Sir Edward Gait, the Lieutenant Governor, asked me to
see him, expressed his willingness to appoint an inquiry
and invited me to be a member of the Committee. I
ascertained the names of the other members, and after
consultation with my co-workers agreed to serve on the
Committee, on condition that I should be free to confer
with my co- workers during the progress of the inquiry,
that Government should recognize that, by being a member
of the Committee, I did not cease to be the ryots'
advocate, and that in case the result of the inquiry
failed to give me satisfaction, I should be free to guide
and advise the ryots as to what line of action they
Sir Edward Gait accepted the condition as just and
proper and announced the inquiry. The late Sir Frank Sly
was appointed Chairman of the Commitee.
The Committee found in favour of the ryots, and
recommended that the planters should refund a portion of
the exactions made by them which the Committee had found
to be unlawful, and that the #tinkathia# system should be
abolished by law.
Sir Edward Gait had a large share in getting the
Committee to make unanimous report and in getting the
agrarain bill passed in accordance with the Committee's
recommendations. Had he not adopted a firm attitude, and
had he not brought all his tact to bear on the subject,
the report would not have been unanimous, and the
Agrarian Act would not have been passed. The planters
wielded extraodinary power. They offered strenuous
opposition to the bill in spite of the report, but Sir
Edwin Gait remained firm up to the last and fully carried
out the recommendations of the Committee.
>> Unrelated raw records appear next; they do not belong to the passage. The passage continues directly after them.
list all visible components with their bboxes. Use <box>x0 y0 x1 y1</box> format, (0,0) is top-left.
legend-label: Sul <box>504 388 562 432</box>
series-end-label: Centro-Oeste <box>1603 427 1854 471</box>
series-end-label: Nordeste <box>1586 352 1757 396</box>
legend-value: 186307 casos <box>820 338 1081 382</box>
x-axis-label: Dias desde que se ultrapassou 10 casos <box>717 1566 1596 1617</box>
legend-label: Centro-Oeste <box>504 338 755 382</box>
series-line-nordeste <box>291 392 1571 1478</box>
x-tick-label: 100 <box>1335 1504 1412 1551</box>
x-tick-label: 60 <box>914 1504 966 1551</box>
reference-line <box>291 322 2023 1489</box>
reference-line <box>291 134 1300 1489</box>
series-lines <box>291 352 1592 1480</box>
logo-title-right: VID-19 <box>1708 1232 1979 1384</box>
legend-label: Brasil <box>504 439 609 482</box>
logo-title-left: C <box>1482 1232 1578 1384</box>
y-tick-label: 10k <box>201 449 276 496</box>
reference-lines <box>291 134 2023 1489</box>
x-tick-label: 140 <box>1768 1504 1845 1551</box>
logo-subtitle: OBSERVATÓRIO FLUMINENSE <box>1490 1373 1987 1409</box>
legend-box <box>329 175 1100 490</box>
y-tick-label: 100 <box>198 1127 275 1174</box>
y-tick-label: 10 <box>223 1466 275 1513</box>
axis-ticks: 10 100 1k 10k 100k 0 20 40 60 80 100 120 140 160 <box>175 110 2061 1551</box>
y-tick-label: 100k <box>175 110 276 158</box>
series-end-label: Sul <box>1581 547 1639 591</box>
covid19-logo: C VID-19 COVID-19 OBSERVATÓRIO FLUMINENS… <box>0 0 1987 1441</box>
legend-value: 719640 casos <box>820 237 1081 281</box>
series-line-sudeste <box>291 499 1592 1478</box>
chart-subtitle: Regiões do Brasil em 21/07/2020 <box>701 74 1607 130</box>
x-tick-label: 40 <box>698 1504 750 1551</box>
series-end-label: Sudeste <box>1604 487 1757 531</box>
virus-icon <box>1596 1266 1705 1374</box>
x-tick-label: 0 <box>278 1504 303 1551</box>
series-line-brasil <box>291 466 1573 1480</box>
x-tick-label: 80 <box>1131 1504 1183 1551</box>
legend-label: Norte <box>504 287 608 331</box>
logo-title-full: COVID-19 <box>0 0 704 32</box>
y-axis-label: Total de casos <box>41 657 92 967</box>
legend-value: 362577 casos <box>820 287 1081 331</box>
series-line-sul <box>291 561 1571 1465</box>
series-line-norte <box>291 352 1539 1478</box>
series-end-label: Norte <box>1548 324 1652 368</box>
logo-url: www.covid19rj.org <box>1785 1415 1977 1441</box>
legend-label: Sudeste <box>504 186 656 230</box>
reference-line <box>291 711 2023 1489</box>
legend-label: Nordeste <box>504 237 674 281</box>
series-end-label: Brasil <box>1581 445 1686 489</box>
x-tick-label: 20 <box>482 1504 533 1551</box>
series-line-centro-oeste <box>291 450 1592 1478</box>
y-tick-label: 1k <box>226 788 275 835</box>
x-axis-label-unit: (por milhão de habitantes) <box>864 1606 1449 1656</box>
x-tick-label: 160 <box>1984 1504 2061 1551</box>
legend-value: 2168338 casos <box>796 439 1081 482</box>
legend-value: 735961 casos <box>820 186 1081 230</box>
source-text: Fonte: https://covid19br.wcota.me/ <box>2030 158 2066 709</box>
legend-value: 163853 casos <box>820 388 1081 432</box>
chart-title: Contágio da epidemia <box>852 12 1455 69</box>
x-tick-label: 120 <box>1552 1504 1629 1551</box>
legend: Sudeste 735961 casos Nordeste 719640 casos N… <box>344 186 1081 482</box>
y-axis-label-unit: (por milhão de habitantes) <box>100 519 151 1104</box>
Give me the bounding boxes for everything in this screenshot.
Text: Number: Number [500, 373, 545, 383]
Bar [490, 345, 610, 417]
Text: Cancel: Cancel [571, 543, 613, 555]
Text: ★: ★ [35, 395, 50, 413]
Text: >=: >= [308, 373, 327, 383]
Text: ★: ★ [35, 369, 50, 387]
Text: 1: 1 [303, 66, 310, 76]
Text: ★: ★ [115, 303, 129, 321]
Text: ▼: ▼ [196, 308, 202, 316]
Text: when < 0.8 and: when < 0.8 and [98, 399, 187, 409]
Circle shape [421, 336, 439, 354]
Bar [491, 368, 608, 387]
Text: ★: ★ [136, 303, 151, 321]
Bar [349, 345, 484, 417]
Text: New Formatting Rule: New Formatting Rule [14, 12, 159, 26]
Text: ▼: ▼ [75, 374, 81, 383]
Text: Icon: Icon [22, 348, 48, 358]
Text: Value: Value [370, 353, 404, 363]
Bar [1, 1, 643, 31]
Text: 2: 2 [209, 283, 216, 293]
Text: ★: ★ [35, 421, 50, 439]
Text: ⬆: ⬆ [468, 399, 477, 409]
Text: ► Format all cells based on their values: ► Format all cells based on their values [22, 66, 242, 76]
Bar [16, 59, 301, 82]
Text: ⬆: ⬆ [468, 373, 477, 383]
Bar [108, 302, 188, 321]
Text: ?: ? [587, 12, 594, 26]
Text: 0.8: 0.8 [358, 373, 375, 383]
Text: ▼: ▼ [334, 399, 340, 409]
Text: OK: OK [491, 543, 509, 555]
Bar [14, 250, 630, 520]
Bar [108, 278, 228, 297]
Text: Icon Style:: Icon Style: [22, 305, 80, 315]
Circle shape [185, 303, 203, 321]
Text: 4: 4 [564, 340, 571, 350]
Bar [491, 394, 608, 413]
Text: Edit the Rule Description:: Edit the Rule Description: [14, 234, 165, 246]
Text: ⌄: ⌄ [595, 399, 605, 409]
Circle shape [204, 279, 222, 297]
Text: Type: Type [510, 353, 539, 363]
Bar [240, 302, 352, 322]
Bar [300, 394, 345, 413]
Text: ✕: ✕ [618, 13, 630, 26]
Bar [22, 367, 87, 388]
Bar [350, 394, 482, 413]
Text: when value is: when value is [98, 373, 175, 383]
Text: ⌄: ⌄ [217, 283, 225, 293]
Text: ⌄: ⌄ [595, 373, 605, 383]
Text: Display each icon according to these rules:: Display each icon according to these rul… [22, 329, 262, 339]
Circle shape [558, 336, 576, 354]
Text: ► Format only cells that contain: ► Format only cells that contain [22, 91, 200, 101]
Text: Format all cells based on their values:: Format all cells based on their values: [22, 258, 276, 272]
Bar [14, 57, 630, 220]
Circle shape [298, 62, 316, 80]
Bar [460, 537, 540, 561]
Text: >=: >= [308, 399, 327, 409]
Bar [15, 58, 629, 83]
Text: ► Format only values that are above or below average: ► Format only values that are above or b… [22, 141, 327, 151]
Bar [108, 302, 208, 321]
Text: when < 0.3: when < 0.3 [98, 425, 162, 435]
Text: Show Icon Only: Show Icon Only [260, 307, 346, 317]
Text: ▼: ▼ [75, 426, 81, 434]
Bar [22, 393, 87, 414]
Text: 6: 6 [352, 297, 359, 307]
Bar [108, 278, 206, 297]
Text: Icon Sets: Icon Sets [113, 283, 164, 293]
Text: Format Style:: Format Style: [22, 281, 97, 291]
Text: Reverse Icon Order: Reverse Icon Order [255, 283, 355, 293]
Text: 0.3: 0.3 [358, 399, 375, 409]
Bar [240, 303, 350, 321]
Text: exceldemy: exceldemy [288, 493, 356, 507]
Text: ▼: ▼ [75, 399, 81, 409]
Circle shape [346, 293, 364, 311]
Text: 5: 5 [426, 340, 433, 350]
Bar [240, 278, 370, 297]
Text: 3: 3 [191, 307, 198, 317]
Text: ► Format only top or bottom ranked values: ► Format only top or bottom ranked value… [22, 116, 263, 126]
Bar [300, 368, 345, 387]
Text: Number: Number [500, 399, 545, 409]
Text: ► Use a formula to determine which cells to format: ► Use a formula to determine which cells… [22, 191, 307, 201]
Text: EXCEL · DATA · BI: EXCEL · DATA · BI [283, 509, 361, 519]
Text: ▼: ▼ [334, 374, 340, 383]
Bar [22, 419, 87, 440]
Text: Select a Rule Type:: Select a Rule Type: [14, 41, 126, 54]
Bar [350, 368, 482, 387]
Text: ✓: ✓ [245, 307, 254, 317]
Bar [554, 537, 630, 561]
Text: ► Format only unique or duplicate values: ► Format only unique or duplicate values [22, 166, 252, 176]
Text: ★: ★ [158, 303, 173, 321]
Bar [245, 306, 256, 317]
The #tinkathia# system which had been in existence for
about a century was thus abolished and with it the
planters' #raj# came to an end. The ryots, who had all
along remained crushed, now somewhat came to their own,
and the superstition that the stain of indigo could never
be washed out was exploded.
It was my desire to continue the constructive work for
some years, to establish more schools and to penetrate
the villages more effectively. The ground had been
prepared, but it did not please God, as often before, to
allow my plans to be fulfilled. Fate decided otherwise
and drove me to take up work elsewhere.